Our Colleagues at the Bar need to do better
In 2025, it is unimaginable that we would be arguing and filing objections on whether or not Customary courts have jurisdiction to entertain banker/customer disputes. The civil jurisdiction of these courts is identical nationwide. For context, section 22 and the first schedule of the Customary Courts Law, Chapter C19, Laws Of Lagos State, 2015 prescribes the court’s jurisdiction thus:
“(1) Unlimited jurisdiction in matrimonial causes and other matters between persons married under Customary Law or arising from or connected with a union contracted under Customary Law and related matters.
(2) Unlimited jurisdiction in suits relating to the guardianship and custody of children under Customary Law.
(3) A Customary Court shall have jurisdiction in causes and matters relating to inheritance upon intestacy and the administration of intestate estates under Customary Law provided that the Customary Court shall not have jurisdiction where the value of the property or claim exceed Five Hundred Thousand Naira (N500,000.00).
(4) A Customary Court shall have civil jurisdiction in other causes and matters as conferred under any bye-law passed by a local government provided the claim does not exceed Five Hundred Thousand Naira (N500,000.00).”
What runs through the provision is “customary law”, hence any matter that does not relate to customary law is beyond the reach of customary courts. Banker/customer relationship are within the precinct of banking law, torts law and law of contract except the reversal is to be made from a bank registered under customary law – I doubt if one exists in Nigeria.

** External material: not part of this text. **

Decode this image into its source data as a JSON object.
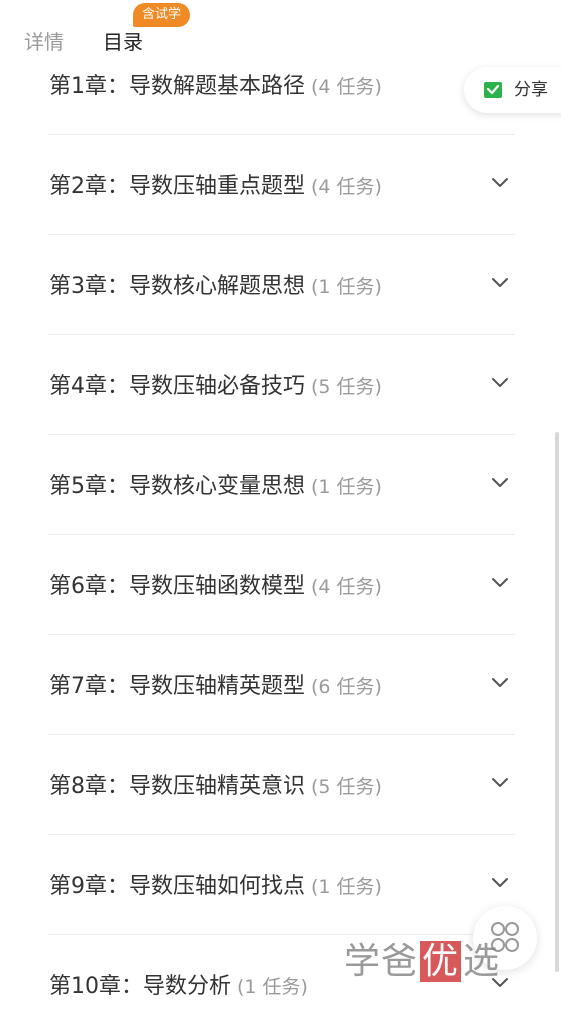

Recommendations for Reform
The Chief Judges should issue directives or practice notes clarifying the jurisdictional limits of customary courts, particularly concerning banking and financial disputes. These directives should emphasize that customary courts are not competent to adjudicate matters involving erroneous bank transfers, contract disputes, or tort claims.
Conclusion
The judiciary is the cornerstone of any legal system, and it is vital that each level of the court system remains true to its function. While customary courts serve an important role in preserving and adjudicating matters of native law and custom, it is critical that their jurisdiction remains limited to those areas. The encroachment of banking and commercial disputes into these courts poses a threat to the clarity and efficiency of Nigeria’s judicial system. The Chief Judges of the respective states must take immediate action to clarify the jurisdiction of customary courts and prevent further jurisdictional overreach, ensuring that the legal system remains fair, transparent, and capable of handling the complex issues of modern society. If we are not careful, we may wake up one day to a maritime of fundamental rights matter before the customary courts. Let’s take heed while the sun is still out!